The series reaches its conclusion as Hideki discovers the truth concerning Chi’s origins. Is she really one of the “Chobits’ series? Meanwhile Chi realises that she must decide on who is “the person just for her’, a decision that will have serious consequences for both her and all other persocoms.
In some ways the series finishes in a manner that isn’t unexpected: the gradual change from light and jovial to emotional and serious continues steadily and the secrets concerning Chi’s past are revealed. What these things actually tell us are far from expected however. As the connections between the various characters are become clear at last the full scale of the Chobits story is plain to see and it makes for an emotional and heartfelt conclusion.
We learn how Hideki’s workmate Yumi knows the shopkeeper Hiroyasu, and the things that happened to them in the past are finally revealed.
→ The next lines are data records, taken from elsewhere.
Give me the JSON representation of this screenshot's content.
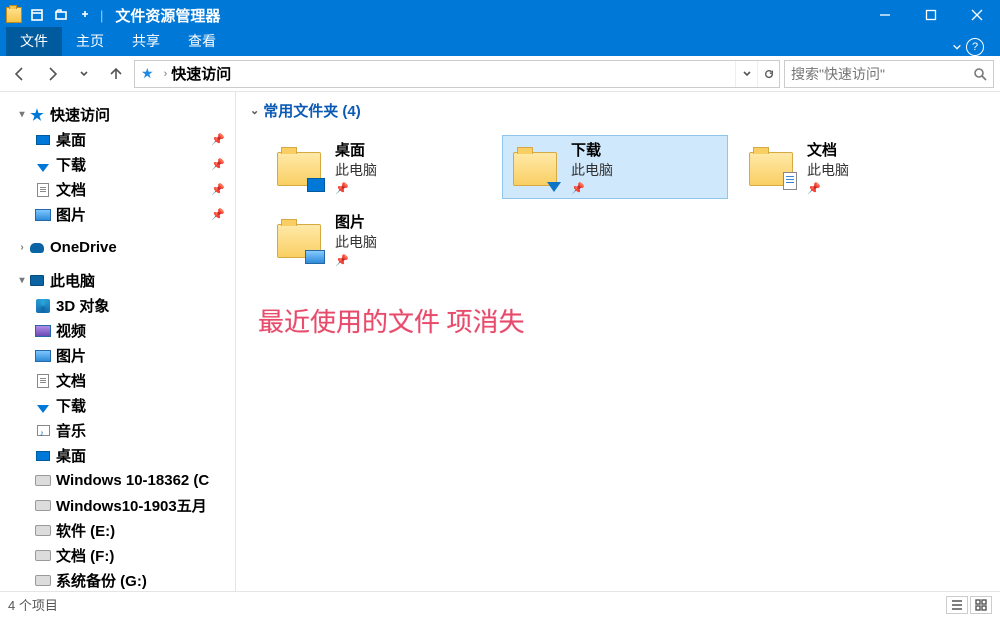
{
  "title": "文件资源管理器",
  "tabs": {
    "file": "文件",
    "home": "主页",
    "share": "共享",
    "view": "查看"
  },
  "breadcrumb": {
    "current": "快速访问"
  },
  "search": {
    "placeholder": "搜索\"快速访问\""
  },
  "sidebar": {
    "quick": {
      "label": "快速访问",
      "items": [
        {
          "label": "桌面",
          "icon": "desktop"
        },
        {
          "label": "下载",
          "icon": "download"
        },
        {
          "label": "文档",
          "icon": "document"
        },
        {
          "label": "图片",
          "icon": "picture"
        }
      ]
    },
    "onedrive": {
      "label": "OneDrive"
    },
    "thispc": {
      "label": "此电脑",
      "items": [
        {
          "label": "3D 对象",
          "icon": "3d"
        },
        {
          "label": "视频",
          "icon": "video"
        },
        {
          "label": "图片",
          "icon": "picture"
        },
        {
          "label": "文档",
          "icon": "document"
        },
        {
          "label": "下载",
          "icon": "download"
        },
        {
          "label": "音乐",
          "icon": "music"
        },
        {
          "label": "桌面",
          "icon": "desktop"
        },
        {
          "label": "Windows 10-18362 (C",
          "icon": "drive"
        },
        {
          "label": "Windows10-1903五月",
          "icon": "drive"
        },
        {
          "label": "软件 (E:)",
          "icon": "drive"
        },
        {
          "label": "文档 (F:)",
          "icon": "drive"
        },
        {
          "label": "系统备份 (G:)",
          "icon": "drive"
        }
      ]
    }
  },
  "content": {
    "group_header": "常用文件夹 (4)",
    "tiles": [
      {
        "label": "桌面",
        "sub": "此电脑",
        "overlay": "blue"
      },
      {
        "label": "下载",
        "sub": "此电脑",
        "overlay": "arrow",
        "selected": true
      },
      {
        "label": "文档",
        "sub": "此电脑",
        "overlay": "doc"
      },
      {
        "label": "图片",
        "sub": "此电脑",
        "overlay": "pic"
      }
    ]
  },
  "annotation": "最近使用的文件 项消失",
  "statusbar": {
    "count": "4 个项目"
  }
}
Their relationship (or rather, hints concerning it) crept in occasionally before but because it becomes an important part of how the story wraps up it doesn’t feel rushed or out-of-place; in fact it emphasises the “role of persocoms in society’ subplot very well indeed.
Hideki’s neighbour Shimbo and their teacher Ms Shimzu make an appearance again and seem to have taken their own relationship one stage further. As those around him make sense of their lives the central theme of Hideki’s and Chi’s relationship is finally resolved. Without giving too much away and spoiling things I felt it to be a resolution that is satisfying and fitting so most viewers shouldn’t feel short-changed or confused.
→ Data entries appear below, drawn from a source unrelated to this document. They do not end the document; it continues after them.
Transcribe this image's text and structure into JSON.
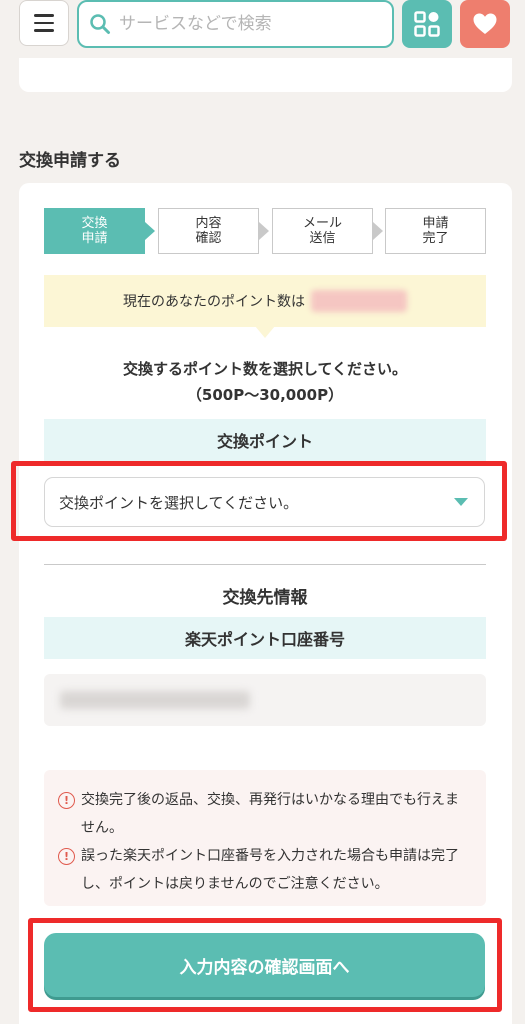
{
  "header": {
    "search_placeholder": "サービスなどで検索"
  },
  "section_title": "交換申請する",
  "steps": [
    {
      "label": "交換\n申請",
      "active": true
    },
    {
      "label": "内容\n確認",
      "active": false
    },
    {
      "label": "メール\n送信",
      "active": false
    },
    {
      "label": "申請\n完了",
      "active": false
    }
  ],
  "points_info": {
    "label": "現在のあなたのポイント数は"
  },
  "instruction": {
    "line1": "交換するポイント数を選択してください。",
    "line2": "（500P〜30,000P）"
  },
  "exchange_points": {
    "heading": "交換ポイント",
    "select_value": "交換ポイントを選択してください。"
  },
  "destination": {
    "title": "交換先情報",
    "field_heading": "楽天ポイント口座番号"
  },
  "notices": [
    "交換完了後の返品、交換、再発行はいかなる理由でも行えません。",
    "誤った楽天ポイント口座番号を入力された場合も申請は完了し、ポイントは戻りませんのでご注意ください。"
  ],
  "submit_label": "入力内容の確認画面へ",
  "colors": {
    "accent": "#5bbdb2",
    "favorite": "#ee7e6e",
    "highlight": "#ee2a2a",
    "background": "#f4f1ee"
  }
}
I don’t normally mention the bonus features on DVDs these days but in this case the extras are worth a mention on their own. In addition to the usual credit-free op/end themes, art gallery and trailer reels there are three “recap’ episodes that take a format of various characters discussing the events so far. In the original TV run these were broadcast at intervals as part of the series itself but for the UK DVD release they are instead part of the final volume’s extra features. Tucking them away in the extras menu like this is a pretty good compromise since they are still included but don’t interrupt the continuity for those who are not interested in them.
Another bonus is Chibits, a comical short film in which Hideki leaves the house without his wallet and results in Chi taking off after him to hand it over. On one hand it’s just another excuse to get an underpants-related joke in but no doubt fans will be pleased to see this light-hearted skit included.
The conclusion to Chobits is one that many viewers will probably find emotional, well-written and fitting in terms of the story’s themes. The major questions are answered, the issues surrounding the main characters are addressed and when the credits roll for the last time there is a definite sense of closure.
I was initially less than enthusiastic about Chobits due to the frivolous fan service and “cute’ gothic-lolita artwork but by the end the storyline had built up enough mystery and empathy for the characters to keep me interested in the events that played out. Numerous questions are asked during the show’s course such as the meaning of love and the role of technology in everyday life in addition to ordinary day-to-day drama so it turned out to be a lot more thought-provoking than it first appeared. On reflection I still consider the original manga to be more enjoyable but Asaka and his team have done the story, visuals and characters enough justice for any fans of CLAMP or romance in general to make it worth their while.